Efendim, kader konusunda genel itibariyle üç kısım/anlayış vardır:
(tırnak içerisindeki kısımlar kitaptan alıntıdır)
1) Cebriye: İfrat içerisinde yüzen grup. Bu gruba göre insanın iradesi ve tercihi yoktur. İnsan, rüzgâr önündeki yaprak gibidir. Günahlarını kendi üzerinden atma zihniyetinde olanlar buna örnek verilebilir.
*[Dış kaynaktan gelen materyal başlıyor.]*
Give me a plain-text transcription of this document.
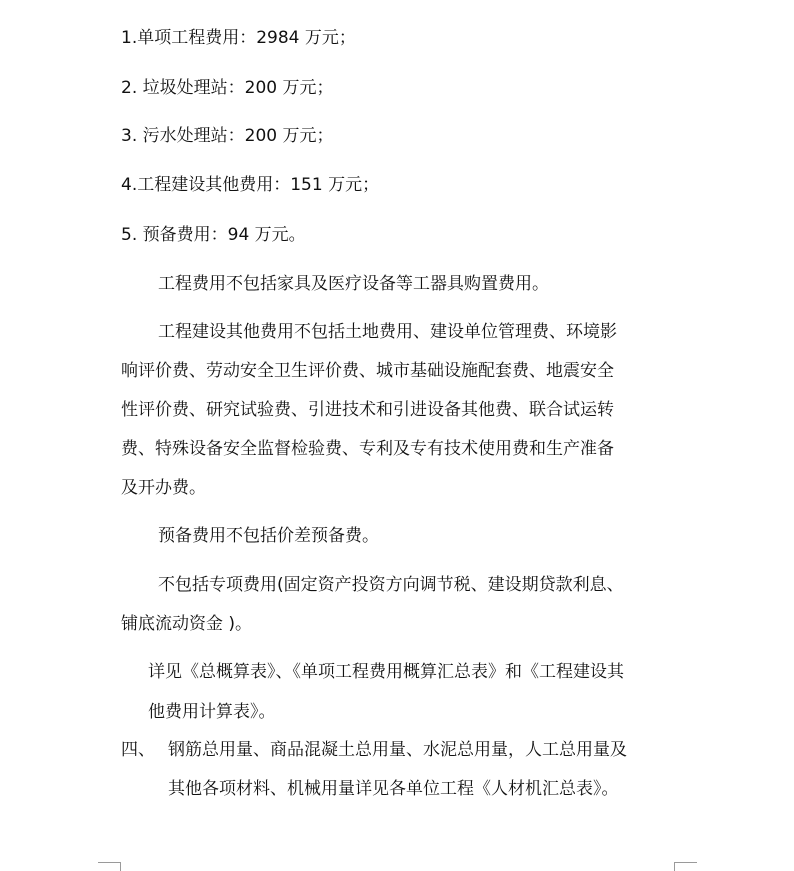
1.单项工程费用：2984 万元；
2. 垃圾处理站：200 万元；
3. 污水处理站：200 万元；
4.工程建设其他费用：151 万元；
5. 预备费用：94 万元。
工程费用不包括家具及医疗设备等工器具购置费用。
工程建设其他费用不包括土地费用、建设单位管理费、环境影
响评价费、劳动安全卫生评价费、城市基础设施配套费、地震安全
性评价费、研究试验费、引进技术和引进设备其他费、联合试运转
费、特殊设备安全监督检验费、专利及专有技术使用费和生产准备
及开办费。
预备费用不包括价差预备费。
不包括专项费用(固定资产投资方向调节税、建设期贷款利息、
铺底流动资金 )。
详见《总概算表》、《单项工程费用概算汇总表》和《工程建设其
他费用计算表》。
四、 钢筋总用量、商品混凝土总用量、水泥总用量，人工总用量及
其他各项材料、机械用量详见各单位工程《人材机汇总表》。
=> “Bu fikre göre, Firavun, Nemrud ve diğer zalim ve gaddar kafirlerin işledikleri nihayetsiz cinayetlerin mesuliyeti kime verilecektir? Bu fiillerin Cenab-ı Hakk tarafından zorla işletildiği iddia edilerek onlar suçsuz mu sayılacaktır? Allah Teala zulümden münezzehtir.”
2) Mutezile: Tefrit içerisindeki grup. Bu gruba göre insan, fiillerinin yaratıcısıdır.
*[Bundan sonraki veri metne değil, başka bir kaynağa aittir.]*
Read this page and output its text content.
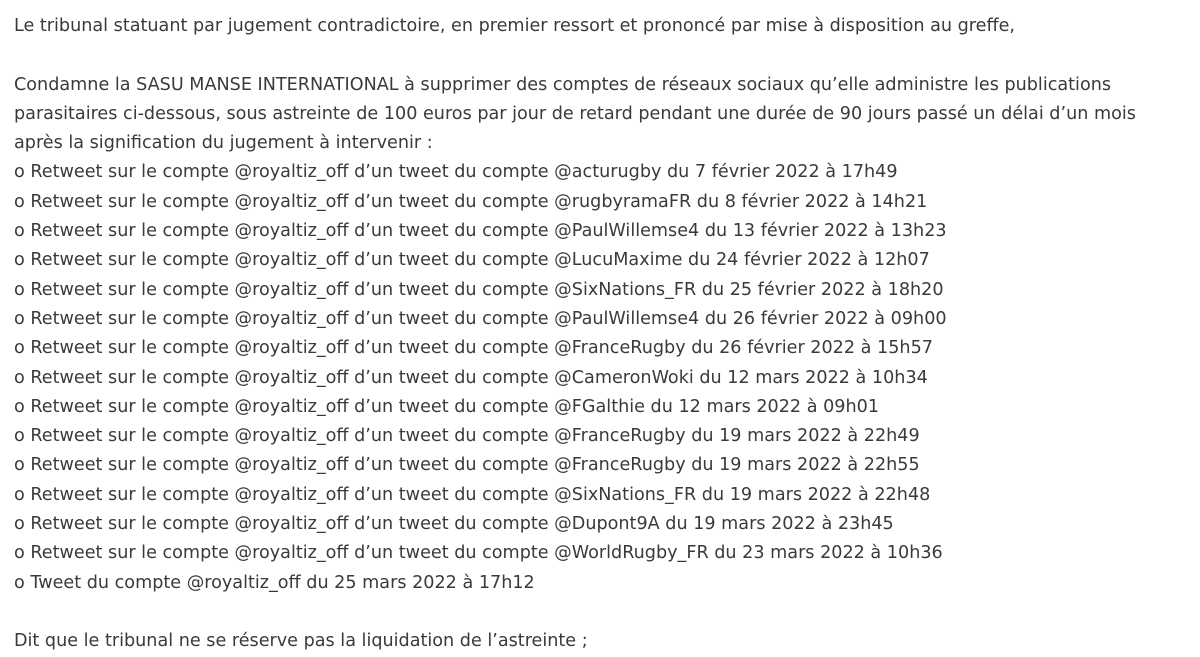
Le tribunal statuant par jugement contradictoire, en premier ressort et prononcé par mise à disposition au greffe,

Condamne la SASU MANSE INTERNATIONAL à supprimer des comptes de réseaux sociaux qu’elle administre les publications

parasitaires ci-dessous, sous astreinte de 100 euros par jour de retard pendant une durée de 90 jours passé un délai d’un mois

après la signification du jugement à intervenir :

o Retweet sur le compte @royaltiz_off d’un tweet du compte @acturugby du 7 février 2022 à 17h49

o Retweet sur le compte @royaltiz_off d’un tweet du compte @rugbyramaFR du 8 février 2022 à 14h21

o Retweet sur le compte @royaltiz_off d’un tweet du compte @PaulWillemse4 du 13 février 2022 à 13h23

o Retweet sur le compte @royaltiz_off d’un tweet du compte @LucuMaxime du 24 février 2022 à 12h07

o Retweet sur le compte @royaltiz_off d’un tweet du compte @SixNations_FR du 25 février 2022 à 18h20

o Retweet sur le compte @royaltiz_off d’un tweet du compte @PaulWillemse4 du 26 février 2022 à 09h00

o Retweet sur le compte @royaltiz_off d’un tweet du compte @FranceRugby du 26 février 2022 à 15h57

o Retweet sur le compte @royaltiz_off d’un tweet du compte @CameronWoki du 12 mars 2022 à 10h34

o Retweet sur le compte @royaltiz_off d’un tweet du compte @FGalthie du 12 mars 2022 à 09h01

o Retweet sur le compte @royaltiz_off d’un tweet du compte @FranceRugby du 19 mars 2022 à 22h49

o Retweet sur le compte @royaltiz_off d’un tweet du compte @FranceRugby du 19 mars 2022 à 22h55

o Retweet sur le compte @royaltiz_off d’un tweet du compte @SixNations_FR du 19 mars 2022 à 22h48

o Retweet sur le compte @royaltiz_off d’un tweet du compte @Dupont9A du 19 mars 2022 à 23h45

o Retweet sur le compte @royaltiz_off d’un tweet du compte @WorldRugby_FR du 23 mars 2022 à 10h36

o Tweet du compte @royaltiz_off du 25 mars 2022 à 17h12

Dit que le tribunal ne se réserve pas la liquidation de l’astreinte ;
=> “Allah Teala’yı şerri yaratmaktan tenzih etmek fikrinden hareket ettikleri halde, kulu fiillerinin yaratıcısı olarak kabul etmekle O Halik-i Vahid’e insanlar adedince şerikler koştuklarının farkına varamamışlardır.”
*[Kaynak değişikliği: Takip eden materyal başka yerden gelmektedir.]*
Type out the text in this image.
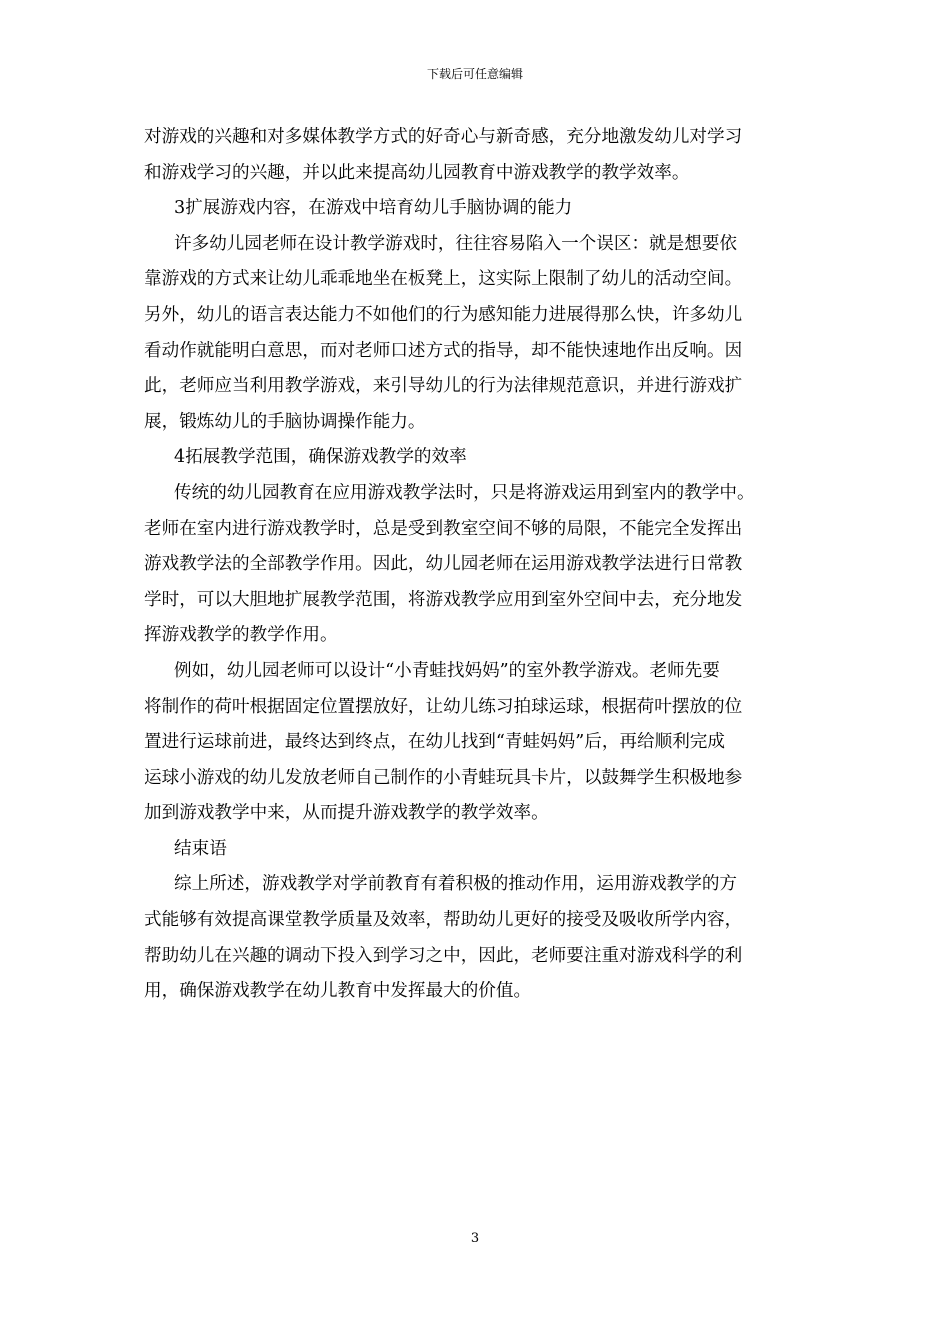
下载后可任意编辑
对游戏的兴趣和对多媒体教学方式的好奇心与新奇感，充分地激发幼儿对学习
和游戏学习的兴趣，并以此来提高幼儿园教育中游戏教学的教学效率。
3扩展游戏内容，在游戏中培育幼儿手脑协调的能力
许多幼儿园老师在设计教学游戏时，往往容易陷入一个误区：就是想要依
靠游戏的方式来让幼儿乖乖地坐在板凳上，这实际上限制了幼儿的活动空间。
另外，幼儿的语言表达能力不如他们的行为感知能力进展得那么快，许多幼儿
看动作就能明白意思，而对老师口述方式的指导，却不能快速地作出反响。因
此，老师应当利用教学游戏，来引导幼儿的行为法律规范意识，并进行游戏扩
展，锻炼幼儿的手脑协调操作能力。
4拓展教学范围，确保游戏教学的效率
传统的幼儿园教育在应用游戏教学法时，只是将游戏运用到室内的教学中。
老师在室内进行游戏教学时，总是受到教室空间不够的局限，不能完全发挥出
游戏教学法的全部教学作用。因此，幼儿园老师在运用游戏教学法进行日常教
学时，可以大胆地扩展教学范围，将游戏教学应用到室外空间中去，充分地发
挥游戏教学的教学作用。
例如，幼儿园老师可以设计“小青蛙找妈妈”的室外教学游戏。老师先要
将制作的荷叶根据固定位置摆放好，让幼儿练习拍球运球，根据荷叶摆放的位
置进行运球前进，最终达到终点，在幼儿找到“青蛙妈妈”后，再给顺利完成
运球小游戏的幼儿发放老师自己制作的小青蛙玩具卡片，以鼓舞学生积极地参
加到游戏教学中来，从而提升游戏教学的教学效率。
结束语
综上所述，游戏教学对学前教育有着积极的推动作用，运用游戏教学的方
式能够有效提高课堂教学质量及效率，帮助幼儿更好的接受及吸收所学内容，
帮助幼儿在兴趣的调动下投入到学习之中，因此，老师要注重对游戏科学的利
用，确保游戏教学在幼儿教育中发挥最大的价值。
3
3) Ehl-i Sünnet: Sezai Karakoç’un dediği gibi; ne ifrat ne tefrit her şeyin ortası, doğrusu. Temel tanımlardan; ilim, maluma tabidir. Misal; güneşin ne zaman doğacağını bilmek onu o vakitte doğmaya zorlamaz!
=>”Bütün fiillerin yaratıcısı Halık-ı Zülcelal’dir. Fakat ihtiyari olan fiil ve hareketlerde insanın kesbi (talebi) söz konusudur. Bu fiillerde insan kasibdir, (talep edendir). Cenab-ı Hak ise Halık’tır (yaratandır). İşte, insan bu talebi sebebiyle itaatkar veya isyankar olur.”
Burada şunu da altını çizerek söylemem gerekir ki; Ehl-i Sünnet fırkalardan bir fırka değildir. O, İslam’ın merkezinde yer alan ana hattır, İslam’ın kendisidir. Diğer gruplar/düşünceler bu hattan ayrılmakla fırka olmuştur.
Çok kısa bir şekilde anlatmaya çalıştığım bu mühim meseleyi Mehmed Kırkıncı Hoca bu kıymetli eserinde nurlu kelimelerle muazzam bir şekilde örmüş vaziyette. Kalplerin mühürlenmesi, cinayette katilin durumu, sadakanın ömrü uzatması, tevekkül gibi nice konuları kapsayan bu eseri her bir kardeşime tavsiye ederim.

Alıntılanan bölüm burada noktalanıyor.